Con una de las fronteras más extensas entre dos países, por donde se registran los cruces peatonales y vehiculares diarios más numerosos del planeta, cuyas aduanas reportan ingresos fiscales considerables para el presupuesto de ambas naciones; con una población conjunta de 93 millones de personas: 70 millones en los cuatro estados fronterizos del sur de la Unión Americana y 23 millones en los seis estados de la frontera norte de México (por sí mismos y por sus dinámicas socioeconómicas, estos estados conforman una región importante a escala global, no solo nacional), la relación México-EU no puede ser de vecinos distantes, distintos o diferentes.
Ahora que la geopolítica volvió a ser una variable importante en las decisiones nacionales, en México tenemos la obligación de convivir, cooperar y colaborar con nuestro vecino del norte, pero sin subordinación ni amagos.
Como todas y todos sabemos, se trata de una relación bilateral asimétrica, porque estamos hablando de la interacción entre una de las potencias mundiales y una nación como México, que busca consolidarse como economía emergente sin perder su soberanía, independencia e identidad nacional.
Tres temas mantienen en este momento el foco de atención y tensión en esta relación entre ambas naciones vecinas: el comercio, la migración y el tráfico de drogas (especialmente, el fentanilo).
El comercio está encontrando su punto de arreglo en un nuevo orden bilateral y a la espera de la actualización del T-MEC el próximo año.
Los flujos migratorios irregulares llegaron a sus mínimos niveles, como no se veía desde los años sesenta del siglo pasado.
El tráfico de drogas también está avanzando, pero es, sin lugar a dudas, el tema que más ha envenenado la relación bilateral actual, contaminándolo todo: la salud, la seguridad, la diplomacia y la política.
Justo cuando se está adelantando en un acuerdo de seguridad que contemple las prioridades de ambas naciones, y se avanza de manera sustancial en el combate a los cárteles criminales —nacionales e internacionales—, que producen, trafican y distribuyen drogas ilícitas, surgen voces e intereses en ambos lados que intentan dinamitar el arreglo.
Eso precisamente buscan quienes apuestan, demandan y exigen una intervención militar directa de fuerzas extranjeras en territorio mexicano.
Si la sola insinuación de esta salida ofende a millones y millones de mexicanas y mexicanos, y también a ciudadanas y ciudadanos estadunidenses que quieren y respetan a México, su concreción abriría una herida nacional de más de 180 años, que la diplomacia, el comercio y la política de buena vecindad lograron mitigar, pero nunca borrar de la conciencia de nuestro pueblo.
Lo más lamentable de este nuevo episodio de tensión es que los polkos de ayer, aquellos que aplaudieron y hasta salieron a vitorear la invasión de 1846-1848, tienen a sus descendientes muy activos en el México de hoy.
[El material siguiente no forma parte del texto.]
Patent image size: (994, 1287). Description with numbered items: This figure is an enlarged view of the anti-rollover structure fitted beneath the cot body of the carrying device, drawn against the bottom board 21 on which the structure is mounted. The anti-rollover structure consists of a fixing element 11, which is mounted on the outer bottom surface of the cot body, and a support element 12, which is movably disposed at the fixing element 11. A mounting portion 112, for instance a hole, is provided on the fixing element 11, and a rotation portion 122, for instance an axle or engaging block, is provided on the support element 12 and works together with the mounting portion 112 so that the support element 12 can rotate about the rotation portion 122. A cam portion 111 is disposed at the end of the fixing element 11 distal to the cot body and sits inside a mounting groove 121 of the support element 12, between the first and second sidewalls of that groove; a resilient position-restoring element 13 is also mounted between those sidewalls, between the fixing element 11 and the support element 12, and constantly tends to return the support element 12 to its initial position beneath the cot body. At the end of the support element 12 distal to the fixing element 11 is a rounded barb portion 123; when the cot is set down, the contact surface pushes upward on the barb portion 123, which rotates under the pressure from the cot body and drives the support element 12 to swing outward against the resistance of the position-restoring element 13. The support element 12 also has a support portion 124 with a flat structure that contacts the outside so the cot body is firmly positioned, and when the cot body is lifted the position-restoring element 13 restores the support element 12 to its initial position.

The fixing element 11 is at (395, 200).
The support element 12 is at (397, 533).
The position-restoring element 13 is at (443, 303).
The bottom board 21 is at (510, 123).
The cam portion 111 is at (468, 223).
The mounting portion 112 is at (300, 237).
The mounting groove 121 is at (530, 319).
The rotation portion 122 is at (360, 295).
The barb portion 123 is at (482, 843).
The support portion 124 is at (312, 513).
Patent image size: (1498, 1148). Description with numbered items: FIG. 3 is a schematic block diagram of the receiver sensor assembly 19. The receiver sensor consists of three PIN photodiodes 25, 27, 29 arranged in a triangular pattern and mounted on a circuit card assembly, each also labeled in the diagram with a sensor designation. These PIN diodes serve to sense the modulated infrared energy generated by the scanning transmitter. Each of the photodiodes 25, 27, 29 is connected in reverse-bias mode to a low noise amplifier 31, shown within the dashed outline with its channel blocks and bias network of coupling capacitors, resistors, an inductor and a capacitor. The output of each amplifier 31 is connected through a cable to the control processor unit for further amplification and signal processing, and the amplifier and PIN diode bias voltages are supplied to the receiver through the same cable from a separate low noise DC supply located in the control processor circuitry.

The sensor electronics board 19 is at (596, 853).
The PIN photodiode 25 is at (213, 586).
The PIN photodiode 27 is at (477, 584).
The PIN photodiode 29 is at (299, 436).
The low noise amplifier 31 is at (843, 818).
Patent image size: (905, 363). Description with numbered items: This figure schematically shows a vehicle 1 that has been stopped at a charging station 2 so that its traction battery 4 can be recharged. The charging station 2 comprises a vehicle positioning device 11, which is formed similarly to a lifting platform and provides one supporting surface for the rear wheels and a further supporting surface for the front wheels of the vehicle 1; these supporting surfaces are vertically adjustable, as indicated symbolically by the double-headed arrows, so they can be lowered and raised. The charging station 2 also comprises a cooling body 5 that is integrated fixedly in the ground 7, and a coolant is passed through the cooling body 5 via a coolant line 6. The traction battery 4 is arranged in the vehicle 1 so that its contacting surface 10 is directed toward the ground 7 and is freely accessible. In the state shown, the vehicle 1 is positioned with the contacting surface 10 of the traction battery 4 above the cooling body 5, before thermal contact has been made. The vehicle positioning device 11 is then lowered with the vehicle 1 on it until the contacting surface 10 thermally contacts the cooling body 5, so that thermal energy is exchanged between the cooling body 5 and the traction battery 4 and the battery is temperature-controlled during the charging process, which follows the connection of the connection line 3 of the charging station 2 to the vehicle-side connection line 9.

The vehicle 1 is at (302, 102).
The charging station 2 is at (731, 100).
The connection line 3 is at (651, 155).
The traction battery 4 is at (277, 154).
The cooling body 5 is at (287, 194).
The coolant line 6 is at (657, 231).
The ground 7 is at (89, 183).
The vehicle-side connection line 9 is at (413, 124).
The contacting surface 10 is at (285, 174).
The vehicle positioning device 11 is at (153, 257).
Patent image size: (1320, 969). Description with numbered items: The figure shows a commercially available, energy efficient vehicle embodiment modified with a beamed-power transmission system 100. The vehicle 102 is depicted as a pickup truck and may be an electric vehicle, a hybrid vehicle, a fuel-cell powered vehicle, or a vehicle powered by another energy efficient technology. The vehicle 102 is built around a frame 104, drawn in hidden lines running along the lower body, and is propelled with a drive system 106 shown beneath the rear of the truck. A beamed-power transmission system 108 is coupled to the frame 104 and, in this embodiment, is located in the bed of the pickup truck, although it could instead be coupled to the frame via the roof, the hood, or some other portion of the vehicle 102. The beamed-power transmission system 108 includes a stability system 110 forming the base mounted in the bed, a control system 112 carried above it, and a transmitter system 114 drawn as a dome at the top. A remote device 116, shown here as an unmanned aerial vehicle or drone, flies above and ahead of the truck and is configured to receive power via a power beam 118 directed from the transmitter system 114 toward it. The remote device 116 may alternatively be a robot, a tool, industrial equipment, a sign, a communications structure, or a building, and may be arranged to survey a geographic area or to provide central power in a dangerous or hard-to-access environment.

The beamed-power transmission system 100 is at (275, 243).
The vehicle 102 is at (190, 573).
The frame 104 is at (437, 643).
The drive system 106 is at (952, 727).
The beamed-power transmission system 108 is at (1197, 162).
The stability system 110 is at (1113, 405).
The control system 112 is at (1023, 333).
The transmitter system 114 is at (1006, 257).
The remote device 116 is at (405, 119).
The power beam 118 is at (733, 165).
Son los mismos que apuestan a que a nuestro país le vaya mal o le vaya peor, con tal de obtener por la fuerza del asalto al poder público lo que no obtuvieron por la fuerza de las urnas.
Hoy, más que nunca, la integridad de la nación mexicana es el valor supremo que debemos defender en la vida pública, donde, además de la historia que inspira a nuestro Himno Nacional, contamos con la solidez y la fortaleza del liderazgo de la presidenta Claudia Sheinbaum.